Arch Biochem Biophys. 2008 Jun 15;474(2):292-301. doi: 10.1016/j.abb.2008.01.027. Epub 2008 Feb 6.
The VAO flavoprotein family is a rapidly growing family of oxidoreductases that favor the covalent binding of the FAD cofactor. In this review we report on the catalytic properties of some newly discovered VAO family members and their mode of flavin binding. Covalent binding of the flavin is a self-catalytic post-translational modification primarily taking place in oxidases. Covalent flavinylation increases the redox potential of the cofactor and thus its oxidation power. Recent findings have revealed that some members of the VAO family anchor the flavin via a dual covalent linkage (6-S-cysteinyl-8alpha-N1-histidyl FAD). Some VAO-type aldonolactone oxidoreductases favor the non-covalent binding of the flavin cofactor. These enzymes act as dehydrogenases, using cytochrome c as electron acceptor.
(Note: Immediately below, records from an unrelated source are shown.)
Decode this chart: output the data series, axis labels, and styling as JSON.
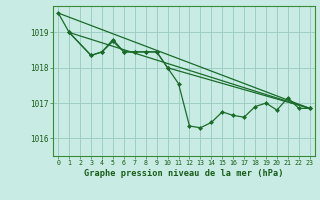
{
  "bg_color": "#c8ece4",
  "grid_color": "#9ecec4",
  "line_color": "#1a6b2a",
  "axis_label_color": "#1a5c1a",
  "tick_color": "#1a5c1a",
  "border_color": "#3a8a3a",
  "title": "Graphe pression niveau de la mer (hPa)",
  "xlim": [
    -0.5,
    23.5
  ],
  "ylim": [
    1015.5,
    1019.75
  ],
  "yticks": [
    1016,
    1017,
    1018,
    1019
  ],
  "xticks": [
    0,
    1,
    2,
    3,
    4,
    5,
    6,
    7,
    8,
    9,
    10,
    11,
    12,
    13,
    14,
    15,
    16,
    17,
    18,
    19,
    20,
    21,
    22,
    23
  ],
  "series1_x": [
    0,
    1,
    3,
    4,
    5,
    6,
    7,
    8,
    9,
    10,
    11,
    12,
    13,
    14,
    15,
    16,
    17,
    18,
    19,
    20,
    21,
    22,
    23
  ],
  "series1_y": [
    1019.55,
    1019.0,
    1018.35,
    1018.45,
    1018.75,
    1018.45,
    1018.45,
    1018.45,
    1018.45,
    1018.0,
    1017.55,
    1016.35,
    1016.3,
    1016.45,
    1016.75,
    1016.65,
    1016.6,
    1016.9,
    1017.0,
    1016.8,
    1017.15,
    1016.85,
    1016.85
  ],
  "series2_x": [
    1,
    3,
    4,
    5,
    6,
    7,
    8,
    9,
    10,
    23
  ],
  "series2_y": [
    1019.0,
    1018.35,
    1018.45,
    1018.8,
    1018.45,
    1018.45,
    1018.45,
    1018.45,
    1018.0,
    1016.85
  ],
  "series3_x": [
    1,
    23
  ],
  "series3_y": [
    1019.0,
    1016.85
  ],
  "series4_x": [
    0,
    23
  ],
  "series4_y": [
    1019.55,
    1016.85
  ]
}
VAO黄素蛋白家族是一个快速增长的氧化还原酶家族,其倾向于FAD辅因子的共价结合。在本综述中,我们报告了一些新发现的VAO家族成员的催化特性及其黄素结合模式。黄素的共价结合是一种主要发生在氧化酶中的自催化翻译后修饰。共价黄素化增加了辅因子的氧化还原电位,从而增强了其氧化能力。最近的研究发现,VAO家族的一些成员通过双共价连接(6-S-半胱氨酰基-8α-N1-组氨酰基FAD)固定黄素。一些VAO型醛糖内酯氧化还原酶倾向于黄素辅因子的非共价结合。这些酶作为脱氢酶,使用细胞色素c作为电子受体。